At the same time as I was struggling to extricate myself from the cocoon which is puberty I discovered pop music. Before that I had only listened to classical music if you can believe that. I have no idea why. My parents never owned a record and even in later years when I bought them tapes (Bing Crosby for him, Ella Fitzgerald for her) they hardly listened to them. But when Gary Glitter released ‘I'm the Leader of the Gang (I Am)’ which made No.1 in 1973 I was smitten: every Sunday I would sit with my radio and record that week’s Top 20 hits and I could rattle off the position of any record for any week which is surprising because I was not known for feats of mental agility but I guess I simply wasn’t interested enough before. I kept it up for a couple of years and then got bored with it probably when I left school and that’s when I started to broaden my listening certainly as far as popular music goes because throughout this period I still listened to a broad range of classical music. Before that friends had introduced me to a few bands that were better known for their albums than their singles – Wishbone Ash; Genesis; Emerson, Lake and Palmer; Pink Floyd, Hawkwind – but the only rock album I owned prior to leaving school was Deep Purple’s 24 Carat Purple. Folk music I had to wait years to get a taste for because there was very little of it on TV and as I only listened to radio stations like Radio 1 and Radio Luxembourg (seriously! that was the cool station – you’d never hear Captain Beefheart on Radio 1 before about 11 at night when John Peel came on) when was I going to hear it?

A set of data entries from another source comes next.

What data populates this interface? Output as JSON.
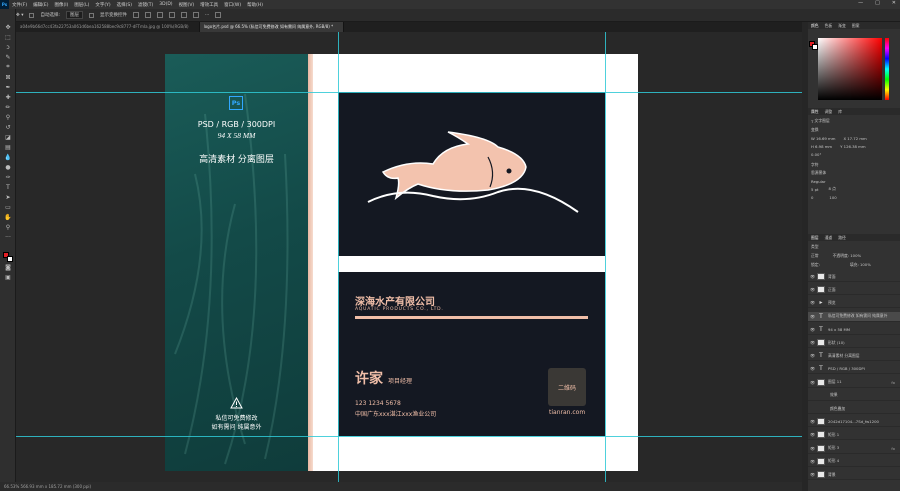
{
  "menu": [
    "文件(F)",
    "编辑(E)",
    "图像(I)",
    "图层(L)",
    "文字(Y)",
    "选择(S)",
    "滤镜(T)",
    "3D(D)",
    "视图(V)",
    "增效工具",
    "窗口(W)",
    "帮助(H)"
  ],
  "window_controls": [
    "—",
    "□",
    "✕"
  ],
  "options": {
    "auto_select": "自动选择:",
    "layer_dropdown": "图层",
    "show_transform": "显示变换控件"
  },
  "tabs": [
    {
      "label": "a04e9b66d7cc43fa22753a061d6bea162588bec9c8777-dFTmIa.jpg @ 100%(RGB/8)",
      "active": false
    },
    {
      "label": "logo名片.psd @ 66.5% (私信可免费修改 如有需问 纯属意外, RGB/8) *",
      "active": true
    }
  ],
  "left_card": {
    "ps_badge": "Ps",
    "specs": "PSD / RGB / 300DPI",
    "size": "94 X 58 MM",
    "title": "高清素材 分离图层",
    "notice1": "私信可免费修改",
    "notice2": "如有需问 纯属意外"
  },
  "business_card": {
    "company_cn": "深海水产有限公司",
    "company_en": "AQUATIC PRODUCTS CO., LTD.",
    "name": "许家",
    "role": "项目经理",
    "phone": "123 1234 5678",
    "address": "中国广东xxx湛江xxx渔业公司",
    "qr_label": "二维码",
    "website": "tianran.com"
  },
  "status": "66.53%    566.93 mm x 185.72 mm (300 ppi)",
  "panels": {
    "color_tabs": [
      "颜色",
      "色板",
      "渐变",
      "图案"
    ],
    "props_tabs": [
      "属性",
      "调整",
      "库"
    ],
    "props_layer_type": "文字图层",
    "transform_label": "变换",
    "W": "W  16.69 mm",
    "H": "H  6.98 mm",
    "X": "X  17.72 mm",
    "Y": "Y  126.38 mm",
    "angle": "0.00°",
    "char_label": "字符",
    "font": "思源黑体",
    "style": "Regular",
    "size": "5 pt",
    "leading": "8 点",
    "tracking": "0",
    "scale": "100",
    "layers_tabs": [
      "图层",
      "通道",
      "路径"
    ],
    "kind": "类型",
    "mode": "正常",
    "opacity": "不透明度: 100%",
    "lock": "锁定:",
    "fill": "填充: 100%",
    "layers": [
      {
        "name": "背面",
        "kind": "group",
        "fx": false,
        "selected": false
      },
      {
        "name": "正面",
        "kind": "group",
        "fx": false,
        "selected": false
      },
      {
        "name": "预览",
        "kind": "folder",
        "fx": false,
        "selected": false
      },
      {
        "name": "私信可免费修改 如有需问 纯属意外",
        "kind": "text",
        "fx": false,
        "selected": true
      },
      {
        "name": "94 x 58 MM",
        "kind": "text",
        "fx": false,
        "selected": false
      },
      {
        "name": "形状 (10)",
        "kind": "shape",
        "fx": false,
        "selected": false
      },
      {
        "name": "高清素材 分离图层",
        "kind": "text",
        "fx": false,
        "selected": false
      },
      {
        "name": "PSD / RGB / 300DPI",
        "kind": "text",
        "fx": false,
        "selected": false
      },
      {
        "name": "图层 11",
        "kind": "pixel",
        "fx": true,
        "selected": false
      },
      {
        "name": "效果",
        "kind": "sub",
        "fx": false,
        "selected": false
      },
      {
        "name": "颜色叠加",
        "kind": "sub",
        "fx": false,
        "selected": false
      },
      {
        "name": "2042d17104...7Sd_fw1200",
        "kind": "pixel",
        "fx": false,
        "selected": false
      },
      {
        "name": "矩形 1",
        "kind": "shape",
        "fx": false,
        "selected": false
      },
      {
        "name": "矩形 3",
        "kind": "shape",
        "fx": true,
        "selected": false
      },
      {
        "name": "矩形 4",
        "kind": "shape",
        "fx": false,
        "selected": false
      },
      {
        "name": "背景",
        "kind": "bg",
        "fx": false,
        "selected": false
      }
    ]
  },
  "colors": {
    "teal": "#134a48",
    "peach": "#f0bea8",
    "navy": "#141822",
    "guide": "#2fc9d6"
  }
}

Charts are for the young. Music charts, book charts, film charts. Charts reflect what is popular and no one wants to be more popular than a young teenager. Nowadays the news that anything was in a Top 20 would actually work against me ever wanting to listen to it.

4:05 AM  
Blogger Art Durkee said...

That's a great narrative of your youth. It supports Seeger's idea that, as you say, charts and hit parades are for the young.